I'm planning to code a search engine in PHP that will allow my company to search for text contained in multiple projects, each project contained in a unique sqlite database file.
Since at some point there will be well over 100 projects (over 100 sqlite databases), I was wondering which (if any) of the following would be a smarter programming choice:
I really don't know how long it will take to do either option, or which is better practice. Most of the database files are <1MB.
Thanks a lot!
First of all: don't forget that unless you're developing some graphical application in eg PHP-GTK, PHP pageloads are stateless. That means that if you chose option 1 you'd need to cache the data somewhere (for example a different DB). I wouldn' keep it in memory anyway.

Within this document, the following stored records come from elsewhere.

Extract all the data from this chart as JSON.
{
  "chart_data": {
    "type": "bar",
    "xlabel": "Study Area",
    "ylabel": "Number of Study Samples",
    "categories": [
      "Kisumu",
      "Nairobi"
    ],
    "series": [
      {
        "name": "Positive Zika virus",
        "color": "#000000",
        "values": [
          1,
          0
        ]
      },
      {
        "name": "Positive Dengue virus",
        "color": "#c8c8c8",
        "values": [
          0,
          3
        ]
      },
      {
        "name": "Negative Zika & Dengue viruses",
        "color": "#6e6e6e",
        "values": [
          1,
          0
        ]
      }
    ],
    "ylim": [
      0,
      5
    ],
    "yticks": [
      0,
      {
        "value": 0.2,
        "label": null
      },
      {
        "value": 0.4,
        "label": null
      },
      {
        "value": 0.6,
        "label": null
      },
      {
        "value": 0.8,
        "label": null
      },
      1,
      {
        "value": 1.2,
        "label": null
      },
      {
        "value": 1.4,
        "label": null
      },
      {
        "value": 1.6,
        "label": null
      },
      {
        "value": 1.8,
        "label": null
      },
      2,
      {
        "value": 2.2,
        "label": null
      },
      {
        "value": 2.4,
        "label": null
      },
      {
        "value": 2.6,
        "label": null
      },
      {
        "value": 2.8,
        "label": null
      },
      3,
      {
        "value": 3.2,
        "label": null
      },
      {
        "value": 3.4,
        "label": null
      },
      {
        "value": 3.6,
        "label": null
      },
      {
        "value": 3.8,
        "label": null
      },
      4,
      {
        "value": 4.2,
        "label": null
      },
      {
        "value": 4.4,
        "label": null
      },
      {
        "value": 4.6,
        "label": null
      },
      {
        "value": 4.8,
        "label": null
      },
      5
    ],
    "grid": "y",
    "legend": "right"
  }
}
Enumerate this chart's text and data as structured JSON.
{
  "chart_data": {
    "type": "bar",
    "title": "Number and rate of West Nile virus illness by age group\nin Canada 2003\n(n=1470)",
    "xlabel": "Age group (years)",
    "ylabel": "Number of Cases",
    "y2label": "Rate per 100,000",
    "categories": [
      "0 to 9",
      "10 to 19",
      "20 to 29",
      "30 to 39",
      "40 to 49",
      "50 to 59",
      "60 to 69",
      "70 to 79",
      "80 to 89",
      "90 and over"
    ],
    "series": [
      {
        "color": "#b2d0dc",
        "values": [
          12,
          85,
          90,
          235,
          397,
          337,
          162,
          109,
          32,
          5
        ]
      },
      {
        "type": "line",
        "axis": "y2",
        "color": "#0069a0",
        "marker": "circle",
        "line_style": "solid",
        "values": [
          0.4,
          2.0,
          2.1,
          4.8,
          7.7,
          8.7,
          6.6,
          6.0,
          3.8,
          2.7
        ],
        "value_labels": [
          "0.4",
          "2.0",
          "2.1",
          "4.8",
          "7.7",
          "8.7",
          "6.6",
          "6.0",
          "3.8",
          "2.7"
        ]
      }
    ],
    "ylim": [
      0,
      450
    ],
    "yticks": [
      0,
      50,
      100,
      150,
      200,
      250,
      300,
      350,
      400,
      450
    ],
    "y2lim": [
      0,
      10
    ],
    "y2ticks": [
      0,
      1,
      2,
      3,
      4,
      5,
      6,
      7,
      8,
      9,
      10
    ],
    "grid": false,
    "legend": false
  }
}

Also, it depends on what kind of indexes you have set up. 100 text searches can be really fast if the databases have fulltext indexes.
So, looping through the files is an option. There might be some overhead due to having to open 100 different SQLite files. Also you shouldn't forget to close every file after you're done with it to decrease memory usage. You'll need to make sure all the SQlite DB's are properly indexed.
Another possibility is to create a local DB with all the searchable data and extra metadata relating to which sqlite file the original data can be found, and the last timestamp they were checked. Then on every request you can check the last modification timestamps of the sqlite files and copy over any new data in modified SQlite DB's to your local DB, update the timestamp, and search in your local DB. The performance in this case will depend an how often the SQlite files are updated and how mutch data has to be synced, but I believe that in your case it will suffice.